Slow-roll regulations in the United States may leave Americans behind in the financial innovations’ running.
When the United States government voted in stimulus payments to its citizens in the wake of COVID-19, to say it went well would be… categorically untrue. From delivering checks to the deceased to the simple fact that most people would have to go to a bank to cash a paper check during a viral pandemic, it became clear that our financial systems are not prepared for this.
As countless Americans struggle to stay afloat, the effects of COVID-19 have confirmed what many have suspected for years now — this system was not built to keep up with the needs of 21st-century users. Even before the coronavirus, the legacy financial system limited the capacity of the U.S. to grow in the modern financial world. Credit cards take several days to process, and when they do, small businesses are left to foot the exorbitantly high processing fees.
However, as those who are already familiar with digital assets know, a solution does exist. A digital asset system can fix many of the failings of government to rapidly and efficiently transmit money through its economy to get to those hard-to-reach spots that are underserved in the economy. In a range of financial services sectors, the legacy system could be supplanted.
Looking at the payments and transfers sector, China is perhaps the best case study for effective practice. Here, almost 800 million people already use mobile payments for a vast array of services conducted through digital payment systems run by private companies like Tencent and Alipay. These mobile payments provide a seamless user experience for Chinese citizens, many of whom were only pulled out of abject poverty in the last few decades and have limited financial literacy.

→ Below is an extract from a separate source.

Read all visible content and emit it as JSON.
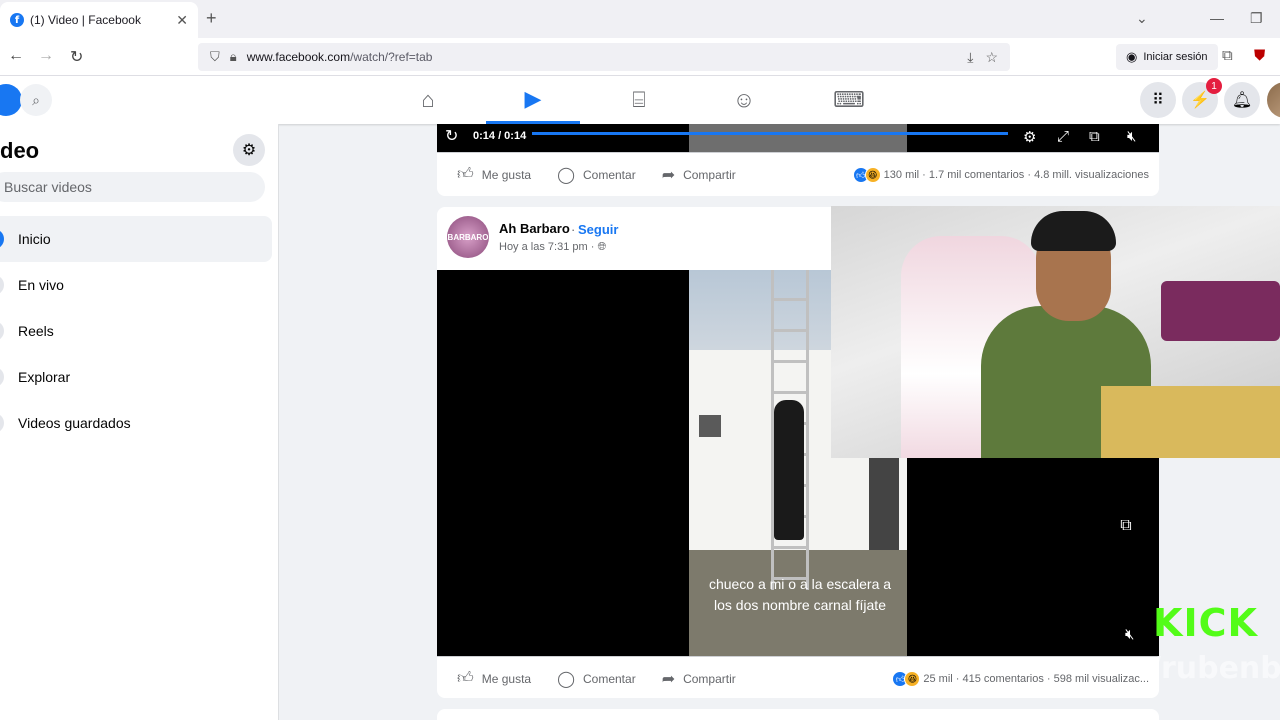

Similarly, in Europe, which has a deeply entrenched legacy financial system, neobanks have been overtaking traditional institutional counterparts for the ease of use in daily transfers and payments. Millennials are rapidly embracing new technologies and specifically Neobanks’ convenience, so they can travel freely and access an array of currencies along the way. And while it lags behind, the U.S. is not entirely left out of this financial revolution. This is why it is so frustrating that the U.S. government should rely on physical checks as the major means of distribution in a time of crisis.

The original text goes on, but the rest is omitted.